In R you could do it like this using lme4 (while how to do this with SAS with PROC MIXED is, of course, common knowledge):

lmer(y ~ treatment + visit + baseline + treatment:visit + visit:baseline (0 + visit | patient_id), ...,
     control = lmerControl(check.nobs.vs.nRE = “ignore”))

where visit, treatment and patient_id are factors. That trick for implementing it in R is based on a presentation on “Implementing Mixed Models with Repeated Measures (MMRM) in R” by Daniel Sabanés Bové, which I think you can find somewhere online, if you search for it.


In reply to @Bjoern, for convenience, here is a link to the slides for the Bové presentation that he references above:

and there is a video here:

The general framework that he references parallels the implementation using lme() that I have above, also pointing out the issues surrounding the correlation structure in the case of a limited number of post-baseline observations.

As I noted, it is easier to specify correlation structures using lme(), but Ben Bolker, the active maintainer of the lme4 CRAN package, has some notes on implementing these for lmer() here:


Because visit windows can be fairly wide, the analysis works better if you treat follow-up time as a continuous variable in days and not use visit number.

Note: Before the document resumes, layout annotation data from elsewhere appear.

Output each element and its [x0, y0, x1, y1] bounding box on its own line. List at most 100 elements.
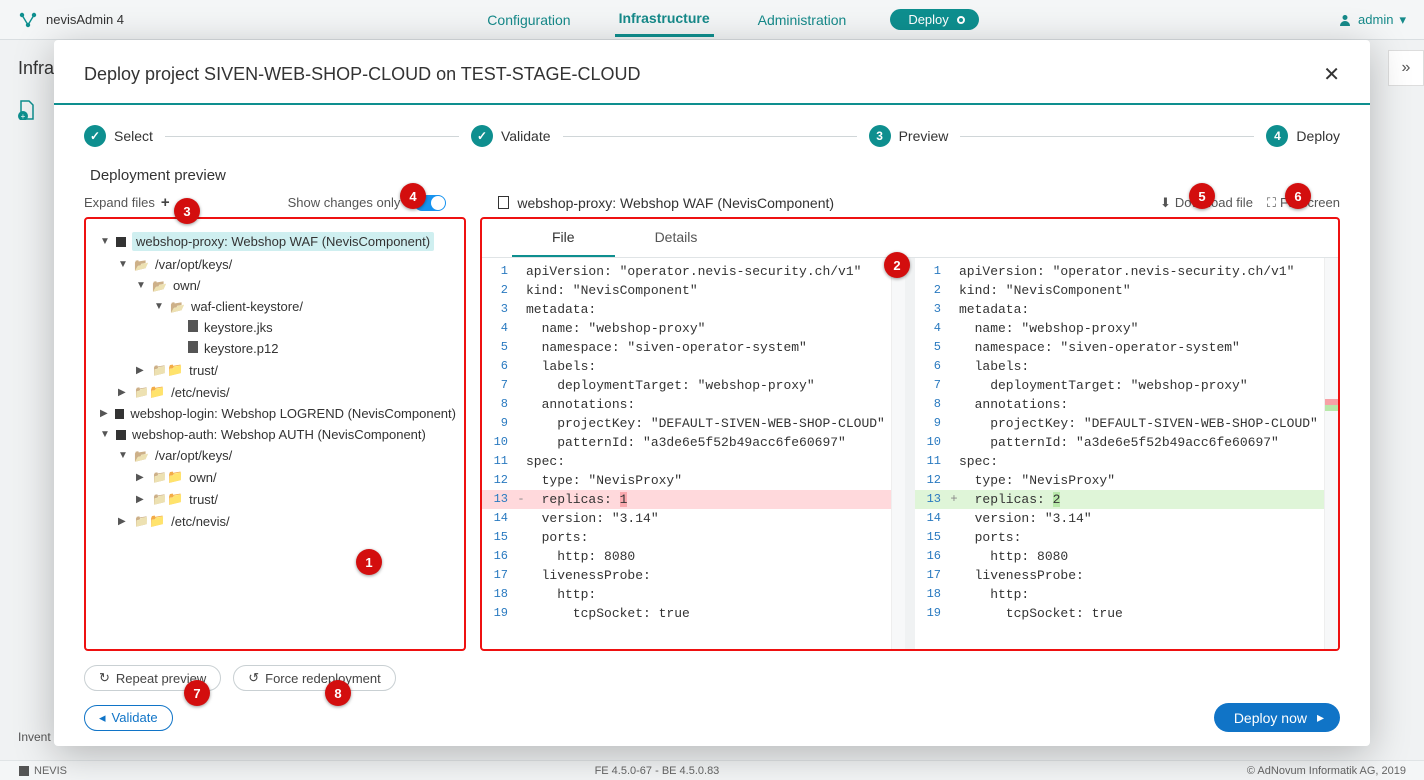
chevron-right-icon: ▸ — [1317, 709, 1324, 726]
step-validate-icon — [471, 125, 493, 147]
tree-label: /etc/nevis/ — [171, 385, 230, 400]
tree-file[interactable]: keystore.p12 — [172, 338, 456, 359]
component-icon — [116, 430, 126, 440]
footer-brand: NEVIS — [34, 765, 67, 777]
deploy-now-button[interactable]: Deploy now ▸ — [1214, 703, 1340, 732]
svg-text:+: + — [21, 112, 26, 120]
annotation-marker-1: 1 — [356, 549, 382, 575]
selected-file-header: webshop-proxy: Webshop WAF (NevisCompone… — [498, 195, 834, 211]
validate-label: Validate — [112, 710, 158, 725]
expand-right-panel[interactable]: » — [1388, 50, 1424, 86]
folder-icon: 📁 — [134, 384, 165, 400]
footer: NEVIS FE 4.5.0-67 - BE 4.5.0.83 © AdNovu… — [0, 760, 1424, 780]
force-redeployment-button[interactable]: ↺ Force redeployment — [233, 665, 396, 691]
file-tree-panel: ▼webshop-proxy: Webshop WAF (NevisCompon… — [84, 217, 466, 651]
folder-icon — [134, 257, 149, 272]
diff-left: 1apiVersion: "operator.nevis-security.ch… — [482, 258, 905, 649]
annotation-marker-5: 5 — [1189, 183, 1215, 209]
brand: nevisAdmin 4 — [18, 11, 124, 29]
top-nav: nevisAdmin 4 Configuration Infrastructur… — [0, 0, 1424, 40]
chevron-left-icon: ◂ — [99, 710, 106, 726]
tree-label: webshop-proxy: Webshop WAF (NevisCompone… — [132, 232, 434, 251]
tree-label: keystore.jks — [204, 320, 273, 335]
force-redeployment-label: Force redeployment — [265, 671, 381, 686]
tab-details[interactable]: Details — [615, 219, 738, 257]
annotation-marker-2: 2 — [884, 252, 910, 278]
tree-label: /etc/nevis/ — [171, 514, 230, 529]
folder-icon: 📁 — [152, 469, 183, 485]
folder-icon: 📁 — [152, 491, 183, 507]
close-icon[interactable]: ✕ — [1323, 62, 1340, 87]
tree-folder[interactable]: ▼waf-client-keystore/ — [154, 296, 456, 317]
nav-configuration[interactable]: Configuration — [483, 4, 574, 36]
tree-label: waf-client-keystore/ — [191, 299, 303, 314]
annotation-marker-3: 3 — [174, 198, 200, 224]
tree-label: trust/ — [189, 363, 218, 378]
tree-label: keystore.p12 — [204, 341, 278, 356]
tree-label: /var/opt/keys/ — [155, 257, 232, 272]
file-icon — [188, 320, 198, 335]
tree-folder[interactable]: ▶📁/etc/nevis/ — [118, 510, 456, 532]
file-header-text: webshop-proxy: Webshop WAF (NevisCompone… — [517, 195, 834, 211]
component-icon — [115, 409, 124, 419]
expand-files-label: Expand files — [84, 195, 155, 210]
page-heading: Infra — [18, 58, 54, 79]
user-name: admin — [1358, 12, 1393, 27]
tab-file[interactable]: File — [512, 219, 615, 257]
expand-files[interactable]: Expand files + — [84, 194, 170, 211]
folder-icon — [134, 448, 149, 463]
deploy-modal: Deploy project SIVEN-WEB-SHOP-CLOUD on T… — [54, 40, 1370, 746]
annotation-marker-4: 4 — [400, 183, 426, 209]
annotation-marker-6: 6 — [1285, 183, 1311, 209]
folder-icon — [152, 278, 167, 293]
user-menu[interactable]: admin ▾ — [1338, 12, 1406, 28]
tree-file[interactable]: keystore.jks — [172, 317, 456, 338]
stepper: Select Validate 3Preview 4Deploy — [54, 105, 1370, 155]
footer-copyright: © AdNovum Informatik AG, 2019 — [1247, 765, 1406, 777]
file-icon — [188, 341, 198, 356]
footer-version: FE 4.5.0-67 - BE 4.5.0.83 — [91, 765, 1223, 777]
folder-icon: 📁 — [152, 362, 183, 378]
inventory-label: Invent — [18, 730, 51, 744]
tree-component-logrend[interactable]: ▶webshop-login: Webshop LOGREND (NevisCo… — [100, 403, 456, 424]
folder-icon — [170, 299, 185, 314]
tree-folder[interactable]: ▶📁trust/ — [136, 488, 456, 510]
step-select: Select — [114, 128, 153, 144]
deploy-chip-label: Deploy — [908, 12, 948, 27]
tree-folder[interactable]: ▼/var/opt/keys/ — [118, 254, 456, 275]
step-preview-icon: 3 — [869, 125, 891, 147]
document-icon — [498, 196, 509, 209]
diff-right: 1apiVersion: "operator.nevis-security.ch… — [915, 258, 1338, 649]
tree-folder[interactable]: ▼own/ — [136, 275, 456, 296]
app-name: nevisAdmin 4 — [46, 12, 124, 27]
plus-icon: + — [161, 194, 170, 211]
tree-folder[interactable]: ▶📁/etc/nevis/ — [118, 381, 456, 403]
validate-button[interactable]: ◂ Validate — [84, 705, 173, 731]
tree-folder[interactable]: ▼/var/opt/keys/ — [118, 445, 456, 466]
nav-infrastructure[interactable]: Infrastructure — [615, 2, 714, 37]
tree-component-waf[interactable]: ▼webshop-proxy: Webshop WAF (NevisCompon… — [100, 229, 456, 254]
nav-administration[interactable]: Administration — [754, 4, 851, 36]
tree-label: own/ — [189, 470, 216, 485]
tree-component-auth[interactable]: ▼webshop-auth: Webshop AUTH (NevisCompon… — [100, 424, 456, 445]
modal-title: Deploy project SIVEN-WEB-SHOP-CLOUD on T… — [84, 64, 1323, 85]
tree-label: webshop-auth: Webshop AUTH (NevisCompone… — [132, 427, 426, 442]
tree-folder[interactable]: ▶📁trust/ — [136, 359, 456, 381]
step-select-icon — [84, 125, 106, 147]
section-title: Deployment preview — [90, 167, 1340, 184]
history-icon: ↺ — [248, 670, 259, 686]
step-deploy-icon: 4 — [1266, 125, 1288, 147]
step-preview: Preview — [899, 128, 949, 144]
folder-icon: 📁 — [134, 513, 165, 529]
deploy-chip[interactable]: Deploy — [890, 9, 978, 30]
step-validate: Validate — [501, 128, 551, 144]
tree-folder[interactable]: ▶📁own/ — [136, 466, 456, 488]
tree-label: trust/ — [189, 492, 218, 507]
tree-label: webshop-login: Webshop LOGREND (NevisCom… — [130, 406, 456, 421]
annotation-marker-8: 8 — [325, 680, 351, 706]
component-icon — [116, 237, 126, 247]
overview-ruler — [1324, 258, 1338, 649]
add-icon[interactable]: + — [18, 100, 36, 123]
download-icon: ⬇ — [1160, 195, 1171, 211]
show-changes-only-label: Show changes only — [288, 195, 401, 210]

Because of that you can’t use an unstructured covariance matrix in general. Current practice needs to change.

What do you do with randomised individuals who only have a baseline measurement (i.e., all post-baseline measures are missing)?

Some form of multiple imputation that is aligned with the desired estimand is the most obvious approach.

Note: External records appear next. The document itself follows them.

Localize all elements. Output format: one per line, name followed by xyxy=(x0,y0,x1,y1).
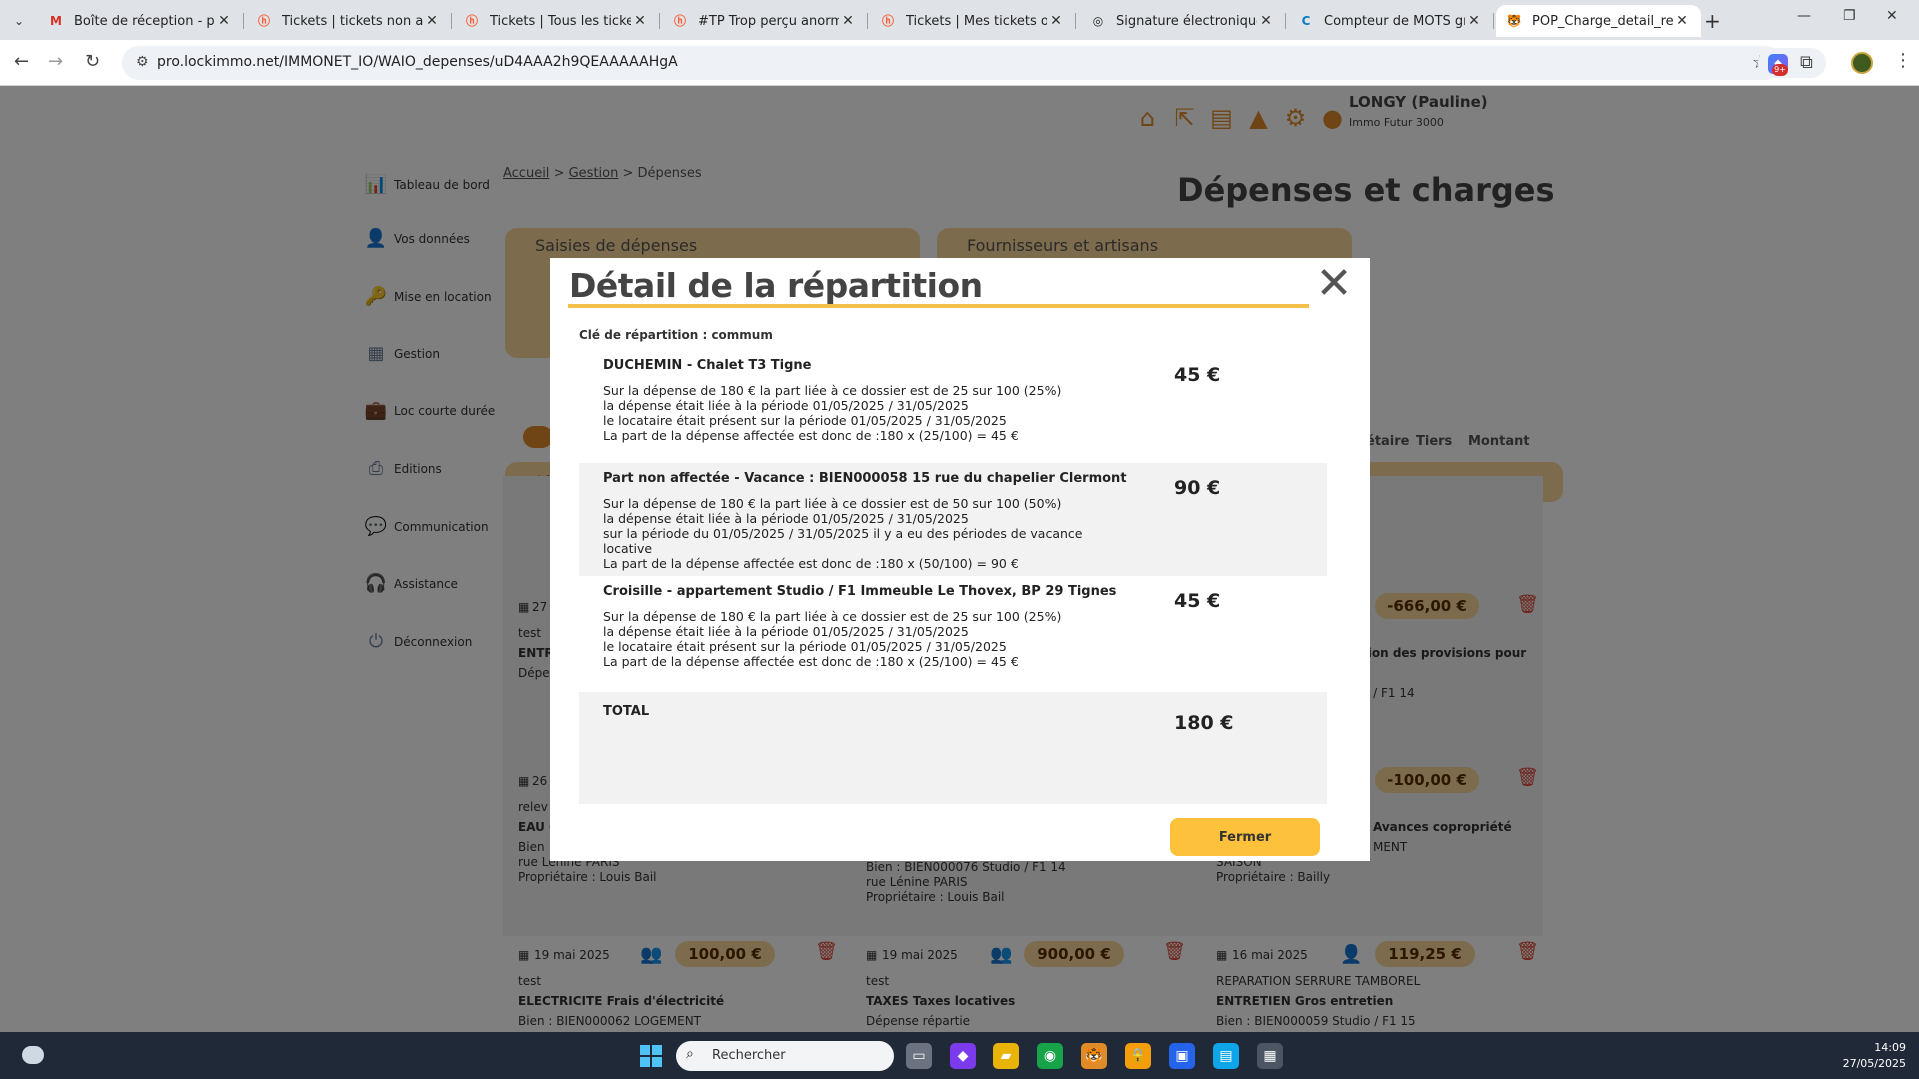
taskbar-search[interactable]: ⌕ Rechercher xyxy=(676,1041,894,1071)
copilot-app-icon[interactable]: ◆ xyxy=(950,1043,976,1069)
repartition-modal: Détail de la répartition ✕ Clé de répart… xyxy=(550,258,1370,861)
row-detail-line: La part de la dépense affectée est donc … xyxy=(603,428,1019,443)
browser-tab[interactable]: C Compteur de MOTS gratu✕ xyxy=(1288,5,1494,37)
hubspot-icon: ⓗ xyxy=(257,14,270,28)
row-title: Part non affectée - Vacance : BIEN000058… xyxy=(603,471,1127,486)
browser-tab[interactable]: M Boîte de réception - plonç✕ xyxy=(38,5,244,37)
forward-arrow-icon[interactable]: → xyxy=(48,51,63,72)
browser-tab[interactable]: ⓗ Tickets | Mes tickets ouve✕ xyxy=(870,5,1076,37)
new-tab-plus-icon[interactable]: + xyxy=(1704,9,1721,33)
url-bar[interactable]: ⚙ pro.lockimmo.net/IMMONET_IO/WAIO_depen… xyxy=(122,46,1782,80)
extensions-puzzle-icon[interactable]: ⧉ xyxy=(1800,52,1813,73)
lockimmo-app-icon[interactable]: 🐯 xyxy=(1081,1043,1107,1069)
tab-title: POP_Charge_detail_repar xyxy=(1532,13,1673,29)
signature-icon: ◎ xyxy=(1092,14,1104,28)
reload-icon[interactable]: ↻ xyxy=(85,51,100,72)
browser-tab[interactable]: ⓗ Tickets | Tous les tickets ✕ xyxy=(454,5,660,37)
taskbar-search-placeholder: Rechercher xyxy=(712,1048,786,1063)
repartition-row: DUCHEMIN - Chalet T3 Tigne 45 € Sur la dép… xyxy=(579,350,1327,463)
close-window-icon[interactable]: ✕ xyxy=(1886,8,1898,24)
tab-close-icon[interactable]: ✕ xyxy=(215,13,233,29)
tab-close-icon[interactable]: ✕ xyxy=(839,13,857,29)
tab-close-icon[interactable]: ✕ xyxy=(1673,13,1691,29)
tab-title: Signature électronique pc xyxy=(1116,13,1257,29)
row-detail-line: le locataire était présent sur la périod… xyxy=(603,639,1007,654)
tab-title: Tickets | Mes tickets ouve xyxy=(906,13,1047,29)
tab-close-icon[interactable]: ✕ xyxy=(631,13,649,29)
row-detail-line: Sur la dépense de 180 € la part liée à c… xyxy=(603,496,1062,511)
repartition-row: Croisille - appartement Studio / F1 Imme… xyxy=(579,576,1327,689)
tab-title: Boîte de réception - plonç xyxy=(74,13,215,29)
row-detail-line: La part de la dépense affectée est donc … xyxy=(603,556,1019,571)
row-title: DUCHEMIN - Chalet T3 Tigne xyxy=(603,358,812,373)
browser-tab[interactable]: ⓗ Tickets | tickets non attrib✕ xyxy=(246,5,452,37)
row-detail-line: la dépense était liée à la période 01/05… xyxy=(603,398,969,413)
total-amount: 180 € xyxy=(1174,712,1234,734)
clock-date[interactable]: 27/05/2025 xyxy=(1834,1057,1906,1070)
tab-close-icon[interactable]: ✕ xyxy=(1257,13,1275,29)
row-detail-line: la dépense était liée à la période 01/05… xyxy=(603,511,969,526)
title-underline xyxy=(568,304,1309,308)
calculator-app-icon[interactable]: ▦ xyxy=(1257,1043,1283,1069)
row-detail-line: le locataire était présent sur la périod… xyxy=(603,413,1007,428)
tab-title: Tickets | tickets non attrib xyxy=(282,13,423,29)
row-amount: 45 € xyxy=(1174,590,1221,612)
clock-time[interactable]: 14:09 xyxy=(1856,1041,1906,1054)
row-amount: 45 € xyxy=(1174,364,1221,386)
row-detail-line: Sur la dépense de 180 € la part liée à c… xyxy=(603,383,1062,398)
repartition-row: Part non affectée - Vacance : BIEN000058… xyxy=(579,463,1327,576)
row-detail-line: Sur la dépense de 180 € la part liée à c… xyxy=(603,609,1062,624)
tab-title: Compteur de MOTS gratu xyxy=(1324,13,1465,29)
close-icon[interactable]: ✕ xyxy=(1312,262,1356,308)
row-detail-line: la dépense était liée à la période 01/05… xyxy=(603,624,969,639)
notepad-app-icon[interactable]: ▤ xyxy=(1213,1043,1239,1069)
total-label: TOTAL xyxy=(603,704,650,719)
extension-badge: 9+ xyxy=(1772,64,1788,76)
modal-title: Détail de la répartition xyxy=(569,266,983,305)
tab-close-icon[interactable]: ✕ xyxy=(1047,13,1065,29)
restore-icon[interactable]: ❐ xyxy=(1843,8,1856,24)
row-amount: 90 € xyxy=(1174,477,1221,499)
tab-search-chevron-icon[interactable]: ⌄ xyxy=(8,10,30,32)
lockimmo-icon: 🐯 xyxy=(1506,14,1522,28)
browser-tab[interactable]: ⓗ #TP Trop perçu anormal ✕ xyxy=(662,5,868,37)
browser-tab[interactable]: 🐯 POP_Charge_detail_repar✕ xyxy=(1496,5,1701,37)
tab-title: #TP Trop perçu anormal xyxy=(698,13,839,29)
total-row: TOTAL 180 € xyxy=(579,692,1327,804)
tab-close-icon[interactable]: ✕ xyxy=(423,13,441,29)
row-title: Croisille - appartement Studio / F1 Imme… xyxy=(603,584,1117,599)
hubspot-icon: ⓗ xyxy=(465,14,478,28)
fermer-button[interactable]: Fermer xyxy=(1170,818,1320,856)
tab-close-icon[interactable]: ✕ xyxy=(1465,13,1483,29)
compteur-icon: C xyxy=(1301,14,1311,28)
profile-avatar[interactable] xyxy=(1851,52,1873,74)
row-detail-line: sur la période du 01/05/2025 / 31/05/202… xyxy=(603,526,1083,556)
windows-taskbar: ⌕ Rechercher ▭ ◆ ▰ ◉ 🐯 🔒 ▣ ▤ ▦ 14:09 27/… xyxy=(0,1032,1919,1079)
site-info-icon[interactable]: ⚙ xyxy=(136,54,149,70)
minimize-icon[interactable]: — xyxy=(1797,8,1811,24)
tab-title: Tickets | Tous les tickets xyxy=(490,13,631,29)
windows-start-icon[interactable] xyxy=(640,1045,662,1067)
gmail-icon: M xyxy=(50,14,62,28)
address-toolbar: ← → ↻ ⚙ pro.lockimmo.net/IMMONET_IO/WAIO… xyxy=(0,40,1919,86)
lock-app-icon[interactable]: 🔒 xyxy=(1125,1043,1151,1069)
chrome-icon[interactable]: ◉ xyxy=(1037,1043,1063,1069)
hubspot-icon: ⓗ xyxy=(881,14,894,28)
repartition-key-label: Clé de répartition : commum xyxy=(579,328,773,342)
weather-widget-icon[interactable] xyxy=(22,1046,44,1064)
search-icon: ⌕ xyxy=(686,1046,694,1062)
back-arrow-icon[interactable]: ← xyxy=(14,51,29,72)
hubspot-icon: ⓗ xyxy=(673,14,686,28)
teams-app-icon[interactable]: ▣ xyxy=(1169,1043,1195,1069)
browser-menu-icon[interactable]: ⋮ xyxy=(1894,50,1912,71)
row-detail-line: La part de la dépense affectée est donc … xyxy=(603,654,1019,669)
browser-tab[interactable]: ◎ Signature électronique pc✕ xyxy=(1080,5,1286,37)
url-text[interactable]: pro.lockimmo.net/IMMONET_IO/WAIO_depense… xyxy=(157,54,678,70)
tab-strip: ⌄ MBoîte de réception - plonç✕ⓗTickets |… xyxy=(0,0,1919,40)
task-view-icon[interactable]: ▭ xyxy=(906,1043,932,1069)
file-explorer-icon[interactable]: ▰ xyxy=(993,1043,1019,1069)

That is - at least to me - debatable. If we are talking about visits every 3 months and visits windows are ± 3 days, then I’d rather avoid simplistic assumptions on the covariance structure. Of course, we could debate whether with, say, visits every month and a visit window of 7 days (that would be an unusually wide window from my experience though) the days are truly a bit too far apart. However, surely then we’d want to not have a linear function of time in the regression equation, but rather say a spline? You could still assume an unstructured covariance matrix then, I’m not clear on what would prevent that.

Multiple imputation cannot recover any information about Y unless there is also a surrogate or future measurement of Y to impute from.

Yes — time should be considered as continuous if the window is longer than, say, 1 week. And the time trend should routinely be assumed to not be linear (just smooth).

An unstructured covariance matrix will be inefficient if the number of distinct time points exceeds about 4.